Une infrastructure de base inhibitrice

Toutefois, le gouvernorat du Kef, à l’instar des trois autres gouvernorats du Nord-Ouest (Jendouba, Siliana et Béja), a bénéficié de trois programmes de développement: la sauvegarde du milieu écologique avec la lutte contre l’érosion et la protection des zones forestières, la mise en place de programmes de scolarisation et de santé publique et une timide modernisation de l’agriculture avec la transformation des anciennes fermes coloniales en coopératives de production. Côté industrie, la région n’a pratiquement bénéficié d’aucun effort, avec, seulement, la création un peu plus tard, en 1980, de la cimenterie Oum El Klil à Tajerouine. Ce qui a, énormément, handicapé le développement industriel de la région et les quelques entreprises privées de petit format génératrices de peu d’emplois qui n’ont pas réussi à avoir «un effet d’entraînement et de croissance régionale» relevait, déjà en 1986, Habib Attia dans une étude intitulée «Problématique du développement Nord-Ouest tunisien». L’infrastructure de base, notamment les réseaux routier et ferroviaire, par ailleurs inhibitrice et paralysante parce qu’elle ne s’est pas développée de manière soutenue, pour ne pas dire qu’elle n’a pas connu d’amélioration notable, a fait que les efforts d’investissement sont restés modestes eu égard aux énormes difficultés de transport, notamment, qui font que la région n’attire pas les gros investisseurs tunisiens ou étrangers.

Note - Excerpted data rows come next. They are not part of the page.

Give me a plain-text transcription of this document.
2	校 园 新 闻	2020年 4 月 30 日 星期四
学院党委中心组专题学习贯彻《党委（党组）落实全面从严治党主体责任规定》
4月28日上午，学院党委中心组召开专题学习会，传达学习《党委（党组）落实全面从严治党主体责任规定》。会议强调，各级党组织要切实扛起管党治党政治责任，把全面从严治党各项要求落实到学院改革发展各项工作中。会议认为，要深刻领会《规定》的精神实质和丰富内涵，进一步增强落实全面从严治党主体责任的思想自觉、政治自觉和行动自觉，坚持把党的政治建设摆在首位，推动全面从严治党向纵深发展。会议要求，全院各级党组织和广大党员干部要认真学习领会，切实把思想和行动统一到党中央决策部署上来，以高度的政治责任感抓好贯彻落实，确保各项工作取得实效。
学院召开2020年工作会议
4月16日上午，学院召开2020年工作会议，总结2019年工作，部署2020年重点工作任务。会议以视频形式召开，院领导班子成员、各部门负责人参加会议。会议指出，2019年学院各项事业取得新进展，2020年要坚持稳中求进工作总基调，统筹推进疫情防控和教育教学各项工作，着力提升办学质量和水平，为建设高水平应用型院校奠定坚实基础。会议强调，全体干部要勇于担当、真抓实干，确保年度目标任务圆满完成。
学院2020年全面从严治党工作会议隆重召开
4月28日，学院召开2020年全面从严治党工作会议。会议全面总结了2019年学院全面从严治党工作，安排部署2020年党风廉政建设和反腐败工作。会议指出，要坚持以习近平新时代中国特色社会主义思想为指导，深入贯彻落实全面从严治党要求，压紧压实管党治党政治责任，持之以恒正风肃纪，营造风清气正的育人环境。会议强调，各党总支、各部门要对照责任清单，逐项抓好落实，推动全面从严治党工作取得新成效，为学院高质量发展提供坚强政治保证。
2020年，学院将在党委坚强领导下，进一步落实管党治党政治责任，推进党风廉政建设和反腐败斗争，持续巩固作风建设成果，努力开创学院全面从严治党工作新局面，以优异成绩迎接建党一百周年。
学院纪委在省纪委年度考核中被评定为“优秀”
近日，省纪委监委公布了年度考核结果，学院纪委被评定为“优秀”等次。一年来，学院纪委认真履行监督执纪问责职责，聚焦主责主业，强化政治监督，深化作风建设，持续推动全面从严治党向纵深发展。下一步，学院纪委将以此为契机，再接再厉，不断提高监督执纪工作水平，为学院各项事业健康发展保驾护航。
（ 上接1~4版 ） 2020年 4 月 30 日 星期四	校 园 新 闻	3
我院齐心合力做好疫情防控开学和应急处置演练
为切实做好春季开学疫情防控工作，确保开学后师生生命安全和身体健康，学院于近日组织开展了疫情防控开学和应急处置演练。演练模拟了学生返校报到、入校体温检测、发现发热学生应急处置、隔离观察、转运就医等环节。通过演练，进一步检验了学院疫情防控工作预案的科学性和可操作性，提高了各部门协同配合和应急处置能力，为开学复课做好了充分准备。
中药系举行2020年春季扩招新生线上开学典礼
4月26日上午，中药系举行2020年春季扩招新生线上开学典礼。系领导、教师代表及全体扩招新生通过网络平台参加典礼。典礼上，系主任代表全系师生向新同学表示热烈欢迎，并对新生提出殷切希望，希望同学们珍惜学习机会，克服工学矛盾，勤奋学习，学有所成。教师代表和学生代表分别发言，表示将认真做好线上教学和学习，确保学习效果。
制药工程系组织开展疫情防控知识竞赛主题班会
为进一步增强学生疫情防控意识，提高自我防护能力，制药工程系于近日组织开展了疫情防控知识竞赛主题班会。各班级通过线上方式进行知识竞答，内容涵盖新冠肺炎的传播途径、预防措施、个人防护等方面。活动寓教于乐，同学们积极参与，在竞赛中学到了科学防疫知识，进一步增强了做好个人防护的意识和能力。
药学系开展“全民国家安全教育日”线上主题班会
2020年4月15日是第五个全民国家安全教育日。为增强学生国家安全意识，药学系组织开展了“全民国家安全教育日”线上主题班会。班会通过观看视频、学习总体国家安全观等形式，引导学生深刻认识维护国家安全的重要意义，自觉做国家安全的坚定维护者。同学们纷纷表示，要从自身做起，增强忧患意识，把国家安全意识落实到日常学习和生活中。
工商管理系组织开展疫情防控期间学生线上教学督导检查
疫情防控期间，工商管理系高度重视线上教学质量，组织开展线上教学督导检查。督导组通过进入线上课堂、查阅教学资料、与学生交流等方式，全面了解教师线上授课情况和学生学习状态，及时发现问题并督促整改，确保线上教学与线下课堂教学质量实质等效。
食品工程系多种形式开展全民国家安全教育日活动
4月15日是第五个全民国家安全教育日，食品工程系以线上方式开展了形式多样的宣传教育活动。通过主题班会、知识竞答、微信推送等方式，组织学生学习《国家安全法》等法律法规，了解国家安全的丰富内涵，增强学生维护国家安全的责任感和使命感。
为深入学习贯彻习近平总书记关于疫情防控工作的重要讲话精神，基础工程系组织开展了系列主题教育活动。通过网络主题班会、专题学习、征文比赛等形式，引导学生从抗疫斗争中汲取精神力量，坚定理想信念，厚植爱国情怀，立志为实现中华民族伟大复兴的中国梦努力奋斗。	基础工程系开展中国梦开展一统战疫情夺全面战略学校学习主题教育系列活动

De même, les modestes investissements sociaux se sont avérés insuffisants pour améliorer la qualité de vie des habitants et réduire un chômage de plus en plus persistant et endémique avec, actuellement, des pics de près de près de 40% parmi les jeunes, un taux de pauvreté des plus élevés et une paupérisation du monde rural. Ce qui a, énormément, contribué à la paupérisation et au déracinement de la population.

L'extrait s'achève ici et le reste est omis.